Reflection Before Resolution: Great for Leadership
Reflection is not ‘navel gazing’ (as one client said to me), it’s a courageous act of leadership. It requires honesty and humility to ask:
What has truly worked this year?
What drained me more than it nourished me?
Where have I grown?
What am I being invited to change?
This is not about perfection, it’s about alignment. Like the aeroplane which constantly makes small course corrections, reflection allows us to adjust, recalibrate, to steer back toward what matters to us the most. Research shows that high-performing leaders who engage in regular reflection make better decisions and sustain higher wellbeing over time. Reflection creates coherence between values and actions, and purpose and performance.
Try: Set aside one hour (yes one whole hour) for personal reflection. No laptop, no agenda. Just a pen and paper (your journal?), a quiet space, and the willingness to listen to your deeper self.

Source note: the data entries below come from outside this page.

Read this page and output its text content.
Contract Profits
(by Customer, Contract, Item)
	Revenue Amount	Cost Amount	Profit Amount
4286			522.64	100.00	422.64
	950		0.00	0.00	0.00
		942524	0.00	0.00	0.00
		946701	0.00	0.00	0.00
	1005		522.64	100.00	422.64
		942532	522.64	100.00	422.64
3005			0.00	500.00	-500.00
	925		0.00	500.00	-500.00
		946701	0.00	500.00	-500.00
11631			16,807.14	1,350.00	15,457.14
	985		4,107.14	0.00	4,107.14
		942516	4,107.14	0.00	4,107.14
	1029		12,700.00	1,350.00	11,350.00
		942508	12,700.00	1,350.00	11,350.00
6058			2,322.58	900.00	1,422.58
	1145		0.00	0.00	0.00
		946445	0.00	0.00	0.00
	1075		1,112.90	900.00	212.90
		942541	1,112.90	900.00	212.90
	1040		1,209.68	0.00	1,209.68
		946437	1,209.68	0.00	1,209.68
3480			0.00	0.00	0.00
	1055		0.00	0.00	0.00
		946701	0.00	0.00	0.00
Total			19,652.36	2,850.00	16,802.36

Begin with the End in Mind
If this resonates with you and you are used to this kind of reflection, I offer you one of the most powerful reflection practices. As the year ends, consider your own ‘end’. The end of your time in a body on this planet (whether or not it is your ‘death’ is a whole other discussion, perhaps for another time!). The fact that your body will one day go back to the earth, can be a very powerful exercise of pure clarity.
What do you want people to say at your death?
What do you want to be remembered for?
What qualities, contributions, or relationships will show that you had a life well-lived?
This exercise will bring focus to what truly matters and reveals your “North Star”. What is your deeper purpose that can guide your leadership through the year ahead. When you start with the end in mind, your goals become expressions of meaning, not just metrics.
For many women leaders, this reflection also surfaces what needs to be released. If you have outdated ambitions, inherited expectations, or measures of success that no longer fit. The end becomes the compost for new growth. (When I did this exercise for the first time, I found a whole load of things I believe I wanted to achieve, which I actually had no interest in truth! Truly eye opening!)
An Invitation
As this Celtic year closes, take time to honour your endings. Reflect deeply, breathe fully, and let integration do its quiet work.
When you begin again, and when you step into your new cycle of leadership, creativity, and service, do so with clarity, coherence, and alignment.
The end is never the end. It is simply the fertile dark from which new light is born.